Photo Credit: Janet Rogers
From middle school civics to high school history and college political science, we have all learned one thing: The Supreme Court and the President – and sometimes their colleagues in Congress – were established to protect the American people and preserve the Constitution.
That’s the theory. But according to Jeffrey Toobin, it doesn’t always work out that way in practice. In an era when few public figures are immune to politicization, lobbying or outright quid pro quo deals, the people are not part of the equation and the Constitution is bent to serve certain causes.
Toobin, a New Yorker staff writer and CNN analyst, was at the University of Missouri-Kansas City for “The U.S. Supreme Court and the Issues of Our Time – An Evening with Jeffrey Toobin.”
Toobin lost no time getting to the heart of his message: the ideological split in which America finds itself is reflected by Supreme Court decisions, and justices wearing matching robes do not disguise this fact.
He went through the political composition of the high court since the 1960s, when seven liberals pursued a liberal agenda. In the 1970s, President Nixon wanted to slow the progressive changes that marked the preceding years, and nominated conservative justices to the Supreme Court. However, his appointments, Chief Justice Warren Burger, Harry Blackmun, Lewis Powell, and William Rehnquist, did not turn the tide. These were the years of Roe v Wade and ending the death penalty. The Republican party was moderate, and the Court was in line with those views.
By Toobin’s estimate, the real changes started with President Reagan’s Attorney General, Ed Meese, who wanted to jumpstart the “Reagan revolution” by appointing more conservative justices. Bright young conservative lawyers thought their day had arrived. For John Roberts and Samuel Alito, it would.
In 1981, Reagan kept his promise to appoint a woman, Sandra Day O’Connor. To balance her moderate approach, Reagan appointed Antonin Scalia. The rejection of Robert Bork was a bitter pill for Meese and Reagan, but reflected the centrist Republican Party of the times. Bork’s replacement, Anthony Kennedy, sailed through the confirmation process.
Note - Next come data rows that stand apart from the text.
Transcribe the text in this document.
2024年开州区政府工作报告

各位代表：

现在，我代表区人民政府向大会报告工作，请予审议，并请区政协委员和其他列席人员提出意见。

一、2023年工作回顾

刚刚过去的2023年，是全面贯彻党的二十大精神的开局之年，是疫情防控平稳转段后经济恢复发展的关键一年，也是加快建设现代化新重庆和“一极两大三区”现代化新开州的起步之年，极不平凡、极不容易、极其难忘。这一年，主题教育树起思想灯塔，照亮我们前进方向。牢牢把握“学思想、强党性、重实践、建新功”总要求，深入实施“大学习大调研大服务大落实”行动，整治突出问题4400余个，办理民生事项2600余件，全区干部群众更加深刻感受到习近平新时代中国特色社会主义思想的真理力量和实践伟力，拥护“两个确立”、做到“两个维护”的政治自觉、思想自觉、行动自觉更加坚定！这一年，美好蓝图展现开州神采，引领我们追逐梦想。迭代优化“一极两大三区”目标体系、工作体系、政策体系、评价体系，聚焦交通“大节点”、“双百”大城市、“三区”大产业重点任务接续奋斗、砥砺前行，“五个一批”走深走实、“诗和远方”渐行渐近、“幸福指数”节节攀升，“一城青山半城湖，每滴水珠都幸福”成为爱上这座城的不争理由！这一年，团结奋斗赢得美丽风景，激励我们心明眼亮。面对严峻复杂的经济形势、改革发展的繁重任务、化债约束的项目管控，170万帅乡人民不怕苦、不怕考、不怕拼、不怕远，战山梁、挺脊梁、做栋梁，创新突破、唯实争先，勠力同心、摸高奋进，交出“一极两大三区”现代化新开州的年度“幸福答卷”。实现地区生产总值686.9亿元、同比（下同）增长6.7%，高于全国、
Bush v Gore, the landmark case that decided the 2000 presidential election, was a divisive decision — one that Chief Justice Rehnquist advised people to “get over.” Toobin admits that he is not over it, and said Al Gore privately admitted the same. In an ironic twist, under George W. Bush the Supreme Court moved left, making liberal rulings in favor of gay rights, affirmative action in college admissions and the rights of prisoners at Guantanamo Bay.
Much of this was due in part to increasing alienation felt by Justice O’Connor from George W. Bush and Attorney General John Ashcroft. The final straw was Terri Schiavo, who suffered massive brain damage and was in a persistent vegetative state. Her parents and her husband used the courts to fight over her treatment. Her husband’s desire to remove her feeding tube prevailed.
At the time, O’Connor herself was coping with her husband’s failing health and did not believe government should intervene in such matters. In 2006, she announced that she was going home to care for her husband. John O’Connor died in 2009.
Toobin spoke before a capacity crowd at Pierson Auditorium in the Atterbury Student Success Center. His appearance was sponsored by the Advisory Committee to the Carolyn Benton Cockefair Chair in Continuing Education and the Bryan Cave law firm in honor of a former partner, the late Edward A. Smith. Throughout the year, the Cockefair Chair underwrites a lecture series at UMKC of free public-interest programs.
Toobin said one of his saddest days was the retirement of his favorite justice, the “weirdly eccentric” David Souter. Despite his personal quirks – no cell phone, no computer, no email (he uses a fountain pen), and no answering machine – it was his reverence for the Supreme Court and for the work they did that endeared Souter to Toobin.
Just out of law school, Toobin sat as associate counsel for the Iran-Contra trial he described in his book: Opening Arguments: A Young Lawyer’s First Case – United States v. Oliver North. He related the events of the O.J. Simpson trial in The Run of His Life: The People v. O.J. Simpson; and most recently, told of President Obama’s clashes with the Supreme Court in The Oath, The Obama White House and the Supreme Court.
Toobin’s prize-winning 2007 book, The Nine: Inside the Secret World of the Supreme Court, is considered the definitive work on the current Supreme Court justices and what influences their decisions.